There's clearly scientific consensus that humans are altering the planet's
climate, and that the effect is accelerating. Stronger hurricanes, melting
glaciers and sea ice, worse wildfires and longer fire seasons, more severe
droughts and flooding, and more frequent bizarre weather events overall.
The few critics of the consensus are a small and
shrinking group, who to most observers seem irrelevant. To the mainstream, they
may as well be flat-earthers.
He yearns for the good old days of muckraking and advocacy and gives editors some suggestions, including a "behavior-change campaign," contests (my carbon footprint is lower than your carbon footprint), and suggestions for automakers.
Nicely timed is this Wall Street Journal "denier's confession" by Bret Stephens. Here's just one excerpt from an excellent litany. As they say, read the whole thing. If you can't get it online, buy or borrow the paper.
I confess: Denial never solves anything. But neither does sensational and deceptive journalism.
Newsweek illustrates this point by its choice of cover
art -- a picture of the sun, where the surface temperature hovers
around 6,000 degrees Celsius. Given that the consensus scientific
estimate for average temperature increases over the next century is a
comparatively modest 2.6 degrees, this would seem a rather Murdochian
way of convincing readers about the gravity of the climate threat. On
the inside pages is a photograph of a polar bear stranded on melting
ice. But the caption that the bears are "at risk" belies clear evidence
that the bear population has risen five-fold since the 1960s.

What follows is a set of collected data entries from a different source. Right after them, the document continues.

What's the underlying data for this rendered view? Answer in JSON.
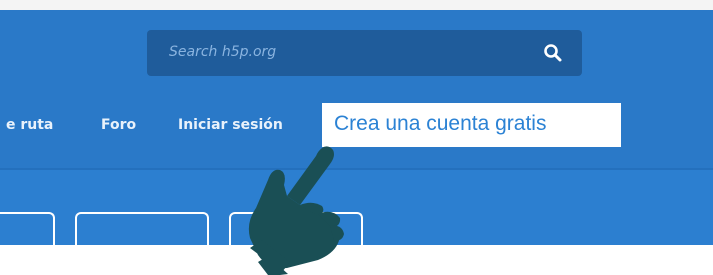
{
  "search": {
    "placeholder": "Search h5p.org",
    "icon": "search-icon"
  },
  "nav": {
    "items": [
      {
        "label": "e ruta"
      },
      {
        "label": "Foro"
      },
      {
        "label": "Iniciar sesión"
      }
    ]
  },
  "callout": {
    "label": "Crea una cuenta gratis"
  },
  "colors": {
    "nav_background": "#2a79c8",
    "search_background": "#1f5c9b",
    "callout_text": "#2b82d4",
    "hand": "#1a4f55"
  },
  "pointer": {
    "icon": "pointing-hand-icon"
  }
}
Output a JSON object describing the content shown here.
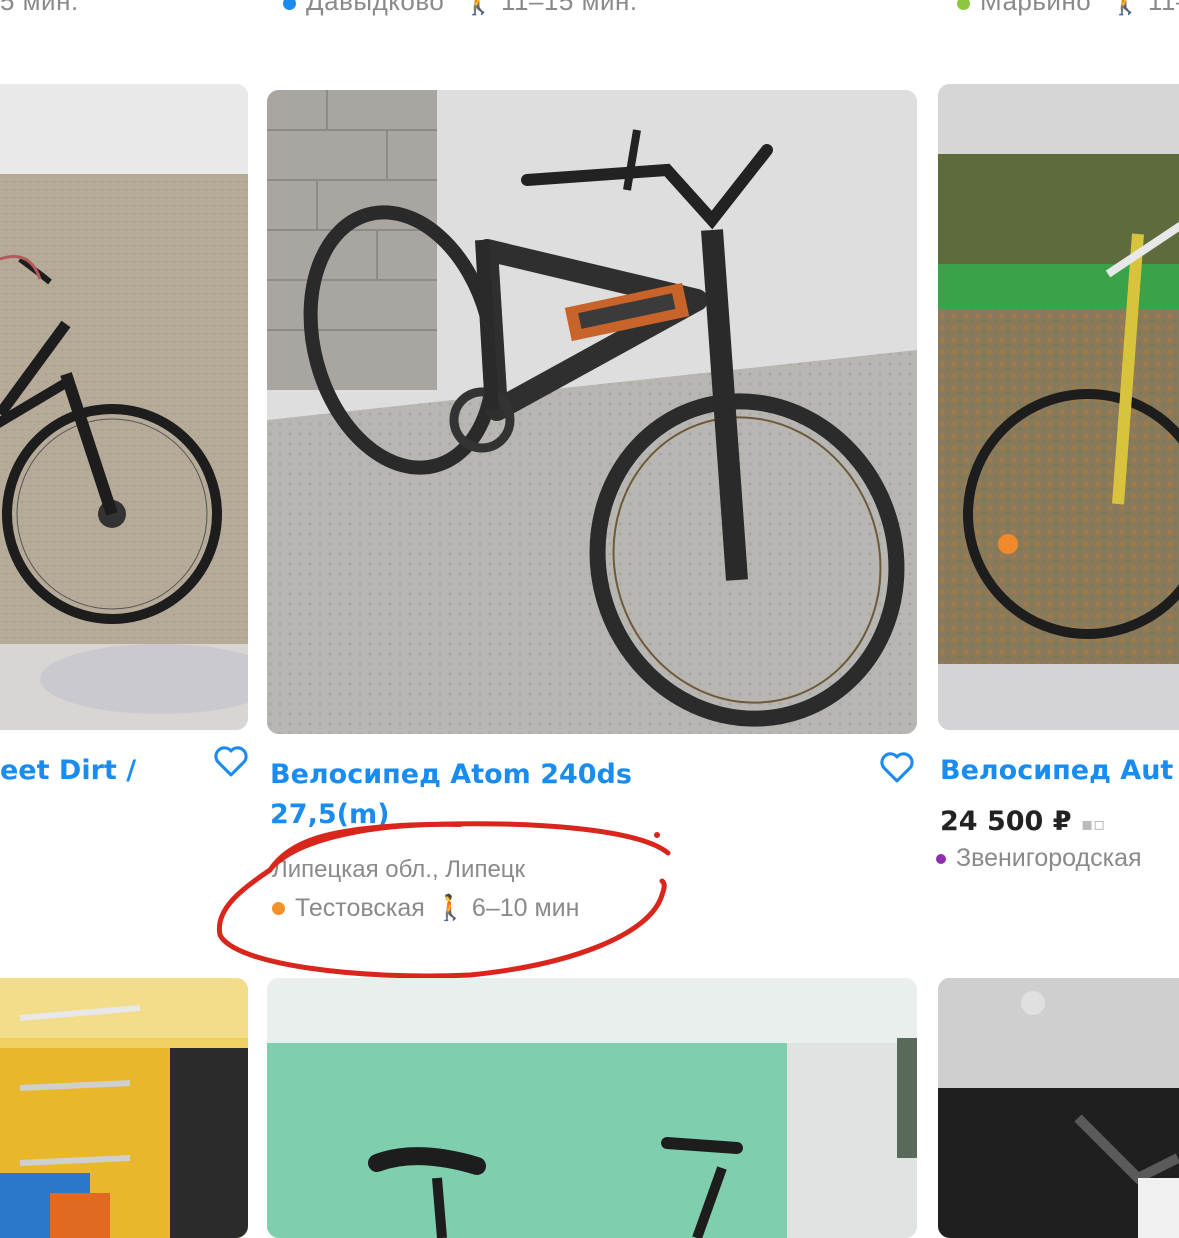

Another
series of photographs, of a huge Antarctic ice shelf that quickly
disintegrated in 2002, suggests the imminence of doom. But why not also
mention that temperatures at the South Pole have been going down for 50
years?
He offers an explanation for why, despite what seems to be an already well developed willingness to skirt the demands of objectivity in some media circles, the public clings to some doubts.
if Americans are not fully persuaded of the dangers of global warming,
as Newsweek laments, don't chalk it up to the pernicious influence of
the so-called deniers and their enablers at ExxonMobil and Fox News.
Today, global warming is variously suggested as the root cause of
terrorism, the conflict in Darfur and the rising incidence of suicides
in Italy. Yet the 20th century offers excellent reasons to be
suspicious of monocausal explanations for the world's ills, monomaniacs
intent on saving us from ourselves, and the long train of experts
predicting death by overpopulation, resource depletion, global cooling,
nuclear winter and prions.
I don't think carbon footprint contests will change that.
UPDATE Outing's column generated some comments for E&P.